The Tokaido Road formed part of a system inaugurated by Tokugawa Iyeyasu when in 1603 he became, for all practical purposes, the ruler of Japan. Taking the post of Shogun he made Edo (present day Tokyo) the seat of his government. From Nihon-Bashi, the great bridge over the Sumida River, just opposite the palace of the Shogun, roads radiated throughout the principle island of the Japanese Empire, and from this point all distances were measured.

The new constitution of Iyeyasu demanded an annual visit to Edo from all the daimyo; and twice a year, coming and going, the main roads were passed and repassed by their processions, splendid in equipment and in strength according to their degree. In the old days, it is said that the cortège of one of the leading princes numbered as many as 20,000 men, who carried out the journey with almost regal ceremonial.

For such, arrangements were made a month or so in advance. The posting-houses had to be warned and provision made for the accomodation of parties that often exhausted all the resources of the neighbourhood. The advent of a great daimyo was heralded by advance notices, so that the way should be clear and no inferiors should hamper the course of his magnificence. As he approached, all traffic had to give way, and other travellers, if still on the road, were required to prostrate themselves while he passed. Anyone failing in this homage was remorselessly cut down by the swordsmen forming the escort.

Of the five main highways radiating from Edo, the Tokaido was perhaps the chief.
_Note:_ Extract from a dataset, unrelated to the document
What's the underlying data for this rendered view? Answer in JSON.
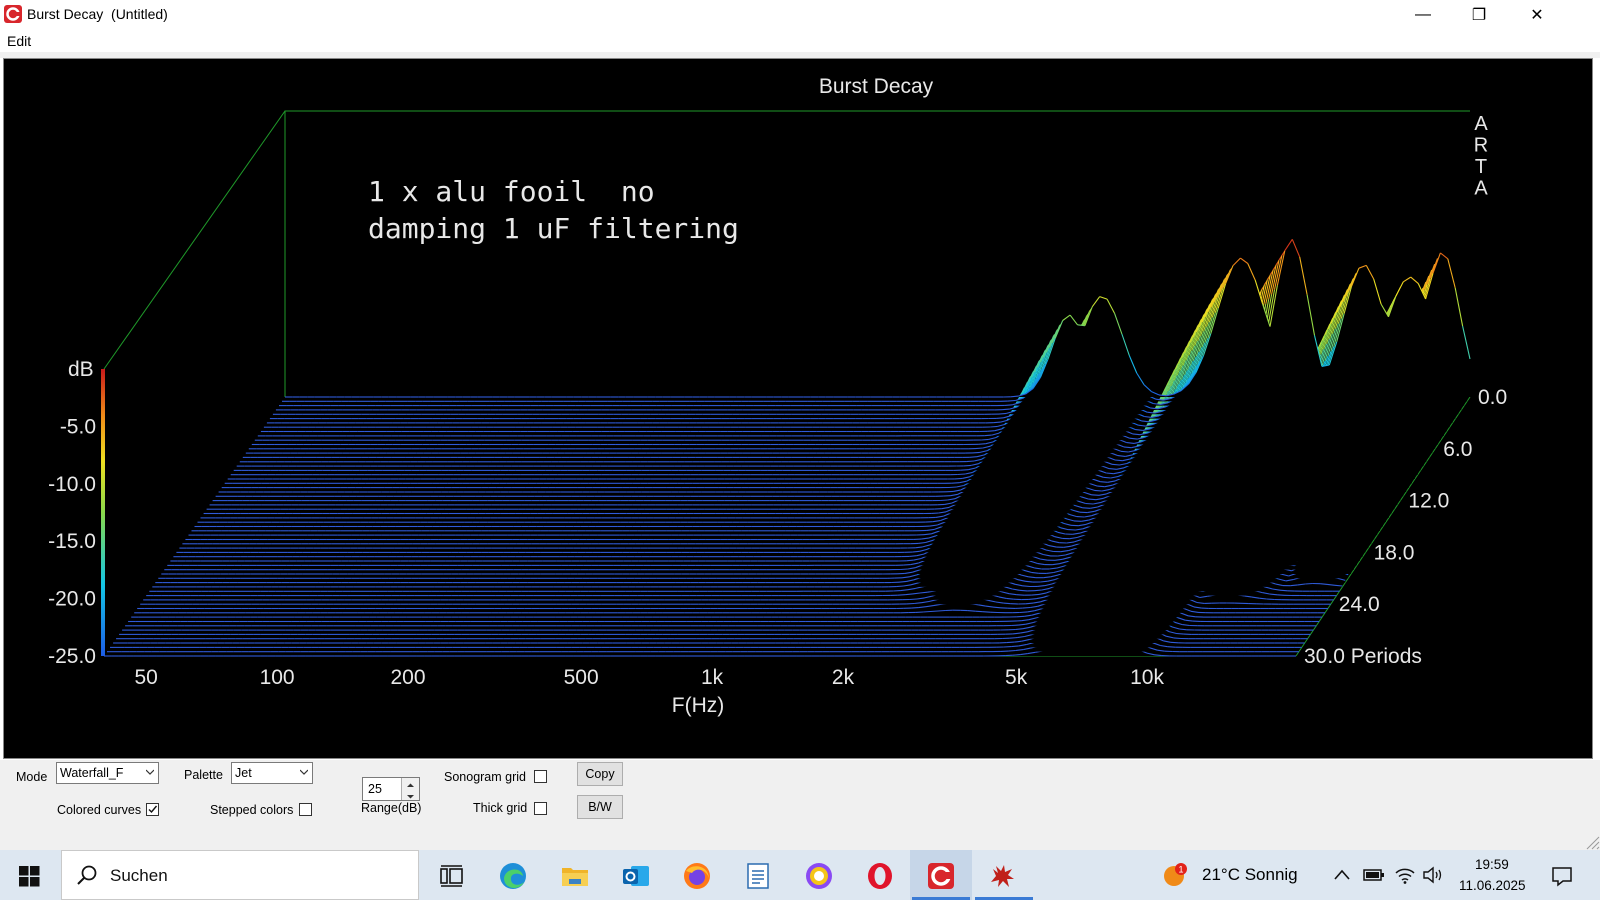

By this route came all the great nobles from the western provinces as well as the normal traffic between the two capitals of Kyoto and Edo.

On the highway there were fifty-three recognised halting- places or stages, and these, with the starting point at the Nihon-bashi - the Japan Bridge - at Edo and the finish at Kyoto, make up the fifty-five subjects commonly found in the series of Views of the Tokaido.

The Tokaido Road is 514 kilometres in length and traverses the provinces bordering on the southern coast of the island until, near Yokkaichi, it strikes inland by way of Kameyaa and Otsu, passing the southern end of Lake Biwa, to Kyoto.